Lowry is a town in Walworth County, South Dakota, United States. The population was 10 at the 2020 census. The town is home to Lowry Pilgrim Community Church, Swan Creek Harness Shop, J & C Repair, Karst Service (closed in August 2015) and a fire station. Lowry also has an abandoned school, and a post office, which closed to service in the early 1970s.

Lowry was founded in 1907 as a station stop on a branch line of the Minneapolis and St. Louis Railway built that year between Conde and LeBeau, South Dakota. The town was named in honor of a railroad employee. Railway service to Lowry ended in 1940.

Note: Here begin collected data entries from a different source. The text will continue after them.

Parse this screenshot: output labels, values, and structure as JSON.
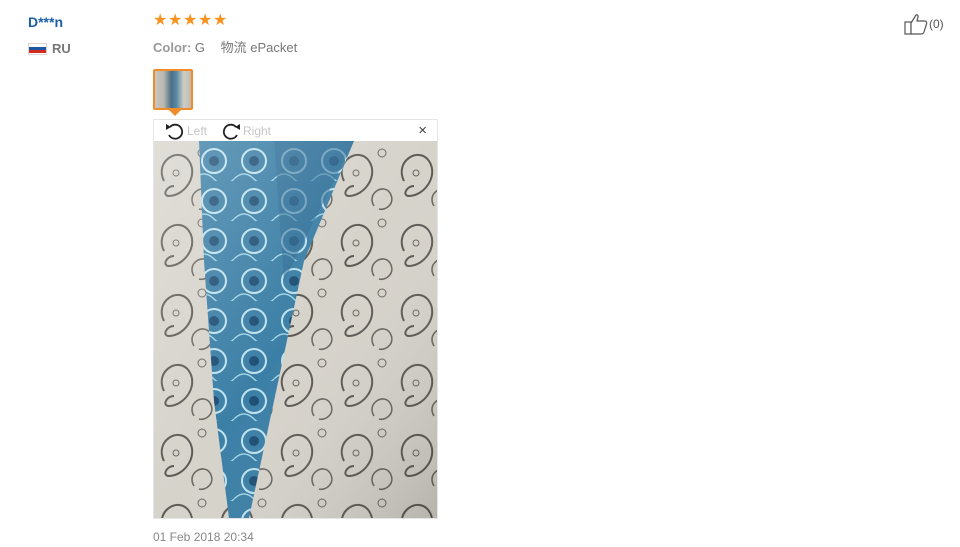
{
  "review": {
    "user_name": "D***n",
    "country_code": "RU",
    "stars": 5,
    "attributes": {
      "color_label": "Color:",
      "color_value": "G",
      "shipping_value": "物流 ePacket"
    },
    "viewer": {
      "rotate_left_label": "Left",
      "rotate_right_label": "Right",
      "close_label": "×"
    },
    "date": "01 Feb 2018 20:34",
    "helpful_count": "(0)"
  },
  "colors": {
    "username": "#1a5fa8",
    "star": "#f7931e",
    "thumb_border": "#f08c2a"
  },
  "icons": {
    "rotate_left": "rotate-left-icon",
    "rotate_right": "rotate-right-icon",
    "close": "close-icon",
    "thumbs_up": "thumbs-up-icon",
    "flag": "russia-flag-icon"
  }
}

In the 2024 census estimates, Lowry ties with Verdon and Butler as the second least populous municipality in South Dakota with 6 people.

==Geography==

According to the United States Census Bureau, the town has a total area of 0.25 sqmi, all land.

==Demographics==

Historical population
| Census | Pop. | Note | %± |
| 1910 | 90 |  | — |
| 1930 | 89 |  | — |
| 1940 | 90 |  | 1.1% |
| 1950 | 70 |  | −22.2% |
| 1960 | 44 |  | −37.1% |
| 1970 | 35 |  | −20.5% |
| 1980 | 22 |  | −37.1% |
| 1990 | 15 |  | −31.8% |
| 2000 | 10 |  | −33.3% |
| 2010 | 6 |  | −40.0% |
| 2020 | 10 |  | 66.7% |
U.S. Decennial Census 2013 Estimate

===2010 census===
As of the census of 2010, there were 6 people, 3 households, and 3 families residing in the town. The population density was 24.0 PD/sqmi. There were 6 housing units at an average density of 24.0 /sqmi. The racial makeup of the town was 83.3% White and 16.7% Native American.

There were 3 households, of which 100.0% were married couples living together. 0.0% of all households were made up of individuals. The average household size was 2.00 and the average family size was 2.00.

The median age in the town was 71.5 years. 0.0% of residents were under the age of 18; 0.0% were between the ages of 18 and 24; 0.0% were from 25 to 44; 33.3% were from 45 to 64; and 66.7% were 65 years of age or older. The gender makeup of the town was 50.0% male and 50.0% female.

===2000 census===
As of the census of 2000, there were 10 people, 5 households, and 4 families residing in the town. The population density was 41.6 PD/sqmi. There were 6 housing units at an average density of 24.9 per square mile (9.7/km^{2}). The racial makeup of the town was 100.00% White.

There were 5 households, out of which 1 had children under the age of 18 living with them, 4 were married couples living together, none had a female householder with no husband present, and 1 was a non-family. One household was made up of individuals, and one had someone living alone who was 65 years of age or older. The average household size was two people and the average family size was 2.25 people.

In the town, the population was spread out, with 1 person under the age of 18, two from 18 to 24, none from 25 to 44, four from 45 to 64, and three who were 65 years of age or older. The median age was 53 years. There were an equal number of females and males. For every 100 females age 18 and over, there were 125.0 males.

The median income for a household in the town was $23,750, and the median income for a family was $43,750. Males had a median income of $0, as did females. The per capita income for the town was $18,570. Two people but no families were below the poverty line. Out of the total population, none of those under the age of 18 and 33.3% of those 65 and older were living below the poverty line.